Terrorismo, ambasciatore Iraq in Santa Sede: “Papa Francesco è un bersaglio”

Papa Francesco (Getty images)
Papa Francesco (Getty images)

“L’Isis è un tumore che si ramifica per metastasi, possiede cellule impazzite che potrebbero colpire anche al fuori dall’area del Califfato”, a dirlo, in un’intervista al ‘Messaggero’, l’ambasciatore iracheno presso la Santa Sede, Habeeb Al Sadr, che ha poi aggiunto: “Il Papa del resto è un bersaglio e la strategia dell’Isis punta sul clamore mediatico; basta vedere le immagini raccapriccianti delle decapitazioni veicolate con lo scopo di fare paura, fare parlare, fare scalpore”.
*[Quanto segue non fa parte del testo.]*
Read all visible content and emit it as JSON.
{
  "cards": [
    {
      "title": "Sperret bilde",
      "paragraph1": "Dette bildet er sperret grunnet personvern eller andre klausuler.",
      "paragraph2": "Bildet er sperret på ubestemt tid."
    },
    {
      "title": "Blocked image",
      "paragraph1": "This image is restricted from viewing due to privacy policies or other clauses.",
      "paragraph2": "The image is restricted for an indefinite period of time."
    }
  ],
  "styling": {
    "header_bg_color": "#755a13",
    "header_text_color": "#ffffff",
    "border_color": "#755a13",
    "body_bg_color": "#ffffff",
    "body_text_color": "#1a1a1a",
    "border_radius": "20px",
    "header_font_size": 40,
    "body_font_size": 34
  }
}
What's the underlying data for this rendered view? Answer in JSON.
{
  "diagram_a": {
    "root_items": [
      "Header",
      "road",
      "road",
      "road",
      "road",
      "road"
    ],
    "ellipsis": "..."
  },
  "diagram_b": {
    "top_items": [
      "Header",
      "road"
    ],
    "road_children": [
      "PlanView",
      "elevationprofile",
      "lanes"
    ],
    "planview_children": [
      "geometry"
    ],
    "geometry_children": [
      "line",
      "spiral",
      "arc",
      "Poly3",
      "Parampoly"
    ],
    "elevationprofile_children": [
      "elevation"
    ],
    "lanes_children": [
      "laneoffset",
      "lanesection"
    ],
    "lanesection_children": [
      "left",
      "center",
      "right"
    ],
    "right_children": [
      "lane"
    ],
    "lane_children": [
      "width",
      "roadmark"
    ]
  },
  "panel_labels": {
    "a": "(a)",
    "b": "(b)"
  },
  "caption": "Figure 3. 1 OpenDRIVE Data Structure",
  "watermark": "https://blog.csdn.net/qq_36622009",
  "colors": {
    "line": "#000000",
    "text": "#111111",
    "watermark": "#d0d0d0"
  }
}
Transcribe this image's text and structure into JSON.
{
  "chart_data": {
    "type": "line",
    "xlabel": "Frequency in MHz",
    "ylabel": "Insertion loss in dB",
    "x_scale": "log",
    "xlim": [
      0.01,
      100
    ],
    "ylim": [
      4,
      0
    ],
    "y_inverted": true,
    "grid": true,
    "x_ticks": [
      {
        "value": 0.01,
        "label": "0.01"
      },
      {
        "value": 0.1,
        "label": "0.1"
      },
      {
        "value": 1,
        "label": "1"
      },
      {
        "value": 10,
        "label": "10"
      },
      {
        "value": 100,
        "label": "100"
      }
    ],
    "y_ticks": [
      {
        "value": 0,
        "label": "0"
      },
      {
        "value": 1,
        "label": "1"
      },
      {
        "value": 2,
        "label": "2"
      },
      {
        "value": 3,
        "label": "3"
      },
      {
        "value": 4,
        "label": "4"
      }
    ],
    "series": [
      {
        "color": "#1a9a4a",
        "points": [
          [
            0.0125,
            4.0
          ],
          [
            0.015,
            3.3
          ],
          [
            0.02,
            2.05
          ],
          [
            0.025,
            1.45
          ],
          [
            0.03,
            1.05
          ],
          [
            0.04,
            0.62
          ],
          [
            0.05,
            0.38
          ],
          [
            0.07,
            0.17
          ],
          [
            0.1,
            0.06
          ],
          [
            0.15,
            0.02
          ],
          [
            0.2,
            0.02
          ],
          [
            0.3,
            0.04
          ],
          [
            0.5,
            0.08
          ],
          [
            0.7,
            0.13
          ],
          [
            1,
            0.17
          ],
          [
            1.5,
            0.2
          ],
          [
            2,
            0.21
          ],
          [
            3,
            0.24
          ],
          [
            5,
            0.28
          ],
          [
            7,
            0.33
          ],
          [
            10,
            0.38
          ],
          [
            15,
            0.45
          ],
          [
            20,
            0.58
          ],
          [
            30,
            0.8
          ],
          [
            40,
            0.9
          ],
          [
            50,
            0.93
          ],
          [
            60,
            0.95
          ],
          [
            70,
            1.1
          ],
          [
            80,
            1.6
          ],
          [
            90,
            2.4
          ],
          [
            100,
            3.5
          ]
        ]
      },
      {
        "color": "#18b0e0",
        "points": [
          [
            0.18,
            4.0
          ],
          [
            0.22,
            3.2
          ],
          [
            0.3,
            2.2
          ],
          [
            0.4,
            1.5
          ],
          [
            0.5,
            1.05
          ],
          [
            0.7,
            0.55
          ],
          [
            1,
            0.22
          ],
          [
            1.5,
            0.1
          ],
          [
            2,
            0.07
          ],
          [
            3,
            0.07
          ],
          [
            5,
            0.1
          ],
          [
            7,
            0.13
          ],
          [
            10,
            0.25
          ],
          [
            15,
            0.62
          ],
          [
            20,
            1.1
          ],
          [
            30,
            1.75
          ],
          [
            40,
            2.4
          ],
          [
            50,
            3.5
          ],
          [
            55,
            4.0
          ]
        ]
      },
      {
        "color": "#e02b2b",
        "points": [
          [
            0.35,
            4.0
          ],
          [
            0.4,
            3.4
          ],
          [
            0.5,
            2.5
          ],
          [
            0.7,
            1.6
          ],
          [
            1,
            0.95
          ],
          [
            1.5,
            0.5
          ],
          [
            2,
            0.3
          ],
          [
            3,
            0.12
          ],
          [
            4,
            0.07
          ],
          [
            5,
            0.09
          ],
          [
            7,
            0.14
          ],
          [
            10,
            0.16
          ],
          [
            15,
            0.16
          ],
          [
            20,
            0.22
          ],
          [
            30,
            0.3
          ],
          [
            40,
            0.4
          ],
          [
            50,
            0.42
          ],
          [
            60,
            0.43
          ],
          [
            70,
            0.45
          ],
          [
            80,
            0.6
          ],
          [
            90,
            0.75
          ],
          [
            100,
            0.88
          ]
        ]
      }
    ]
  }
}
Il diplomatico ha sostenuto ancora: “Ho parlato con i responsabili della Santa Sede. Loro sanno bene quale sia la pericolosità di questi gruppi terroristici. Il Vaticano appoggia il governo iracheno negli sforzi che sono in atto per fermare l’Isis”. L’ambasciatore ha quindi raccontato il dramma dei cristiani: “Più di 100 mila cristiani sono stati costretti a lasciare tutto, ma il nuovo governo iracheno ha firmato un documento che si impegna in questa direzione. I cristiani verranno anche risarciti per i danni subiti. Io parlo dei cristiani nella piana di Ninive. Stiamo anche pensando di realizzare una specie di cintura di sicurezza in quella zona per garantire maggiormente i cristiani”.

Infine su una possibile visita del Papa in Iraq: “Mi ha detto che accettava volentieri l’invito senza però precisare altro. Dipende dalla sua volontà politica e dalla sua agenda, ma noi siamo pronti ad accoglierlo come un padre”.